Research Area:  Cloud Computing
Scheduling big data processing workflows involves both large-scale tasks and transmission of massive intermediate data among tasks, thus optimizing their completion time and monetary cost becomes a challenging issue. Besides, data streams are continuously generated, and dynamically submitted to clouds for real-time or near real-time processing. Naturally, responsive schedules are required to keep pace with such dynamic environments and this further aggravates the difficulty of the workflow scheduling problem. To address these issues, we first derive two theorems to minimize the completion time of a set of parallel workflow tasks and the start time of each workflow task, and then define the latest finish time for workflow tasks, which is also proved its advantage in reducing costs without delaying the completion of workflows. On the basis of these theorems, we propose a novel real-time scheduling algorithm using task-duplication, RTSATD, such that minimizing both the completion time and monetary cost of processing big data workflows in clouds. The performance of RTSATD is analyzed by using both synthesized and real-world workflows.

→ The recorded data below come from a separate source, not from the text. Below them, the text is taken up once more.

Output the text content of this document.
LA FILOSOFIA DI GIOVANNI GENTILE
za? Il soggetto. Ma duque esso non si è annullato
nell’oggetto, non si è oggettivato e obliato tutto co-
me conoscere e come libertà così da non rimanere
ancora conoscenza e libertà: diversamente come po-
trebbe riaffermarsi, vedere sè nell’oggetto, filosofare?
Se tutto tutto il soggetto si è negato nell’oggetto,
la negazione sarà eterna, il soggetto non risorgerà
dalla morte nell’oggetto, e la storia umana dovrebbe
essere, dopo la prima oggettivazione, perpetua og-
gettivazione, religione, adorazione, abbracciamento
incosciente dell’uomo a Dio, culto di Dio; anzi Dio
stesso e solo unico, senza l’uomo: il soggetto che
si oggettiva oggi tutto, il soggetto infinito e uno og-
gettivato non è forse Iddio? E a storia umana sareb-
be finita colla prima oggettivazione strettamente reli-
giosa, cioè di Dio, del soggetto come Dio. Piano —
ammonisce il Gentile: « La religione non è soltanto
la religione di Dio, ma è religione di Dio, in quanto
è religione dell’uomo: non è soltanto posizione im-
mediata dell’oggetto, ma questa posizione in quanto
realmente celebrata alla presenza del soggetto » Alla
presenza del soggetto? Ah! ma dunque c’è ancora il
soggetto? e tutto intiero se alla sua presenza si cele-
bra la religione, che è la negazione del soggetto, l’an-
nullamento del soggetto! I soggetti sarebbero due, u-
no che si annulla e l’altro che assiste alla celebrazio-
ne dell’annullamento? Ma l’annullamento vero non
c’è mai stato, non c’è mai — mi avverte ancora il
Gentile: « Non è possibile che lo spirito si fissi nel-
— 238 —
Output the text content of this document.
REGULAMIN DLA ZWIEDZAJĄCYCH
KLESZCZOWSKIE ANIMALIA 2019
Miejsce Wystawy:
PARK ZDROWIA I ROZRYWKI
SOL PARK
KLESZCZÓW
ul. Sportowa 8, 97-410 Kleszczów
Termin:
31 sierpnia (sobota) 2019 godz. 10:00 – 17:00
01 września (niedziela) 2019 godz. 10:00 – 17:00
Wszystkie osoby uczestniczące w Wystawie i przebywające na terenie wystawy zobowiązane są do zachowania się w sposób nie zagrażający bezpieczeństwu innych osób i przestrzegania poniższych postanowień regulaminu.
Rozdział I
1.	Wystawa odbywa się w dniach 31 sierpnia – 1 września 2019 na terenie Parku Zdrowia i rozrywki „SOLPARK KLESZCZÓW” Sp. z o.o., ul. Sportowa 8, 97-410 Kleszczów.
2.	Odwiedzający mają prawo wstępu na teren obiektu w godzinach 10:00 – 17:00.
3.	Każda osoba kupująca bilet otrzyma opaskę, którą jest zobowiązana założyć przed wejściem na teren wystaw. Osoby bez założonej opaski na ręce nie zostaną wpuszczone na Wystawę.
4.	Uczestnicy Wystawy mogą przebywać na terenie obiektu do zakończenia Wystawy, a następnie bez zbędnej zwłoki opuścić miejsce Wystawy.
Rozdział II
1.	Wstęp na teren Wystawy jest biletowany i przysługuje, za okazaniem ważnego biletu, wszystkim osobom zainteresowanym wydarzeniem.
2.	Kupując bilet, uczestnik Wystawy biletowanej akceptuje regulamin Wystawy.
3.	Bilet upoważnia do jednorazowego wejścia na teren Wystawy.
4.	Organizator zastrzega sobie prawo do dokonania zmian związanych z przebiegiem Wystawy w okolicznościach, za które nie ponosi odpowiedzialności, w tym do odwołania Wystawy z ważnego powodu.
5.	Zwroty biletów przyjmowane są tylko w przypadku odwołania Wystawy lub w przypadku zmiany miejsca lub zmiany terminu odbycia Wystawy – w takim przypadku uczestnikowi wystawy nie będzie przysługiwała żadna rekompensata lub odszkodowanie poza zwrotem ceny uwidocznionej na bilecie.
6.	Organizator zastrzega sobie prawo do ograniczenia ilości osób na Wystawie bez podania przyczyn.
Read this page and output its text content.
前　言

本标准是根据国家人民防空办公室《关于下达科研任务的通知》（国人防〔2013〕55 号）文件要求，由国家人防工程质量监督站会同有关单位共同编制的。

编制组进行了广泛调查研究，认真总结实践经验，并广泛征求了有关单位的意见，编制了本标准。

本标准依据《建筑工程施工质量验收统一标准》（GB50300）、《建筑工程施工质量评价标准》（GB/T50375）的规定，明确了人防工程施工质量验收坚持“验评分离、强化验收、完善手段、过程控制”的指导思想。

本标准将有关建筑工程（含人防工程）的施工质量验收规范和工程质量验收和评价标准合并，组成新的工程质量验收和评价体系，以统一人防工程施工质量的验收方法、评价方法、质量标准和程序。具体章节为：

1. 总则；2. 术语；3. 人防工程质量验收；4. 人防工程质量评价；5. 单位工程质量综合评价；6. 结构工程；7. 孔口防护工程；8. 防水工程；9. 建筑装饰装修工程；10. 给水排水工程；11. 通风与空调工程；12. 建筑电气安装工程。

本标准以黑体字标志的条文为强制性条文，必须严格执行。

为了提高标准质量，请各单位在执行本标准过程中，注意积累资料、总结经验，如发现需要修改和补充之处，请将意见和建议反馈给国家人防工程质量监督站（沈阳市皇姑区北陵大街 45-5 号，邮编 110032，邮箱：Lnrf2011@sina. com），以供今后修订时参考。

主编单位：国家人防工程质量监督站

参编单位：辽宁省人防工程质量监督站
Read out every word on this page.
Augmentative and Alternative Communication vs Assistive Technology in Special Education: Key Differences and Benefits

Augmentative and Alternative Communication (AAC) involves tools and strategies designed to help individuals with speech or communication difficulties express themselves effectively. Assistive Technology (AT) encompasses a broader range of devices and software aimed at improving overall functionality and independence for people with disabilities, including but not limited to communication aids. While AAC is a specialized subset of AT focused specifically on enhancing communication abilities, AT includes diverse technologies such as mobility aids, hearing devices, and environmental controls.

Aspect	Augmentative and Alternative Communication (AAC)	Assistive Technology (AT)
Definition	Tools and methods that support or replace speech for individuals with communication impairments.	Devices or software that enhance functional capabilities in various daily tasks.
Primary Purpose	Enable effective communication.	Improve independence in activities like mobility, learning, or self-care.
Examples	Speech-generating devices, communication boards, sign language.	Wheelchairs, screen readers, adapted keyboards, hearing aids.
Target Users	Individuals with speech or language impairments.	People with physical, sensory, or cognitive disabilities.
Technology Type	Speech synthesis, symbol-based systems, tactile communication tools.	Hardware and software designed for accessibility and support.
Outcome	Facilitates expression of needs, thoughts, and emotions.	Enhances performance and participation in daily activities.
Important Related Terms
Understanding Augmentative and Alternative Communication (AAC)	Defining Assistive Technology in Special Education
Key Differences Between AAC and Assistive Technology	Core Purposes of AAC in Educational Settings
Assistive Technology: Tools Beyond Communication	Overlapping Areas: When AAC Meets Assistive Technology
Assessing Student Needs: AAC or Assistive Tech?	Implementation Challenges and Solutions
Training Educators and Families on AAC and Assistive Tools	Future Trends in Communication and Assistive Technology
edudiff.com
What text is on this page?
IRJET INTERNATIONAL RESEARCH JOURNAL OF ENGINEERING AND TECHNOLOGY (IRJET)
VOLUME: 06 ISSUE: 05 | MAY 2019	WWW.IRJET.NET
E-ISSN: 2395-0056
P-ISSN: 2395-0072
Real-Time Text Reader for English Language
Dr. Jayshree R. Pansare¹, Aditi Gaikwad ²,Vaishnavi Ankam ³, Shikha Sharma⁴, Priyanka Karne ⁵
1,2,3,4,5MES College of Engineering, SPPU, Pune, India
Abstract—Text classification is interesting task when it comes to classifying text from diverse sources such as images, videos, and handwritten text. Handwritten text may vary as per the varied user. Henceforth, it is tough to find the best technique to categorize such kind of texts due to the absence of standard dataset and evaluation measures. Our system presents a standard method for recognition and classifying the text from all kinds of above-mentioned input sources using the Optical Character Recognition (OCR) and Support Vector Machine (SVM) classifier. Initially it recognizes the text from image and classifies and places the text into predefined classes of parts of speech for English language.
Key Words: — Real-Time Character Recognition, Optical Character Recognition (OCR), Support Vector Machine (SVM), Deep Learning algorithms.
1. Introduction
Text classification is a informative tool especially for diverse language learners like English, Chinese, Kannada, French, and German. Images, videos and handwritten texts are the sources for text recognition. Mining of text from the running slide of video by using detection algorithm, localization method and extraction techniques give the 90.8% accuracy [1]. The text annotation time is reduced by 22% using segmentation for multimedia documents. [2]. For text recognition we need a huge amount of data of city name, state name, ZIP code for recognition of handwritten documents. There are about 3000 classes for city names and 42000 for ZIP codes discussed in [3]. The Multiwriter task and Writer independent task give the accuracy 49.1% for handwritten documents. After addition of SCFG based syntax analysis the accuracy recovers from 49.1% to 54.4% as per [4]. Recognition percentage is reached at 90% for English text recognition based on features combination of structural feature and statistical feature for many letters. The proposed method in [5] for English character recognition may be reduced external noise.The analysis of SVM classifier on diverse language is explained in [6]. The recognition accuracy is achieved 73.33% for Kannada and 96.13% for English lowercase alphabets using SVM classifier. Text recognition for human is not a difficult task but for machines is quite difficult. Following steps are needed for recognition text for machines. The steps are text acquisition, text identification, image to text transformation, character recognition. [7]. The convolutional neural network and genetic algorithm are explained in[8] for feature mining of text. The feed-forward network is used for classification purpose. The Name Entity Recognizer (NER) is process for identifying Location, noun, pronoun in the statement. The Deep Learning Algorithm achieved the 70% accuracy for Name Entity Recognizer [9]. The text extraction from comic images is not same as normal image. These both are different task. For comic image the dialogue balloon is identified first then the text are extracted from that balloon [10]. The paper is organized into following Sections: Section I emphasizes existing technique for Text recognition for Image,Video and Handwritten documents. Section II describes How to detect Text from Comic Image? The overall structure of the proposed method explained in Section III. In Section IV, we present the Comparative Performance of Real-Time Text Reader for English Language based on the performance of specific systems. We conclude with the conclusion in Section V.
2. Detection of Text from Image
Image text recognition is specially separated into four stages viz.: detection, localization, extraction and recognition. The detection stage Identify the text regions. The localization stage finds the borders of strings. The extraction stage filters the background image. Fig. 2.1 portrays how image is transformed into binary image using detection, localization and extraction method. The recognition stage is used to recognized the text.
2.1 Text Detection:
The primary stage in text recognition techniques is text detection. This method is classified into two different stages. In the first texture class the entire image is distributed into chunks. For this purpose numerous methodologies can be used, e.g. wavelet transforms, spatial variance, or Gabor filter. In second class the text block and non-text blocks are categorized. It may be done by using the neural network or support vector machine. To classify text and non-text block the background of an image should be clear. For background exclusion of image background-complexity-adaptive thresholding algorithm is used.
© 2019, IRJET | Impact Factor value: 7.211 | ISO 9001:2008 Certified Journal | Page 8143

The experimental results demonstrate the superiority of the proposed algorithm with respect to completion time (up to 28.73 percent) and resource utilization (up to 46.31 percent) over two existing approaches.
Author(s) Name:  Huangke Chen; Jinming Wen; Witold Pedrycz and Guohua Wu
Journal name:   IEEE Transactions on Big Data
Publisher name:  IEEE
Volume Information:  Volume: 6, Issue: 1, March 1 2020, Page(s): 131 - 144
Paper Link:   https://ieeexplore.ieee.org/document/8485300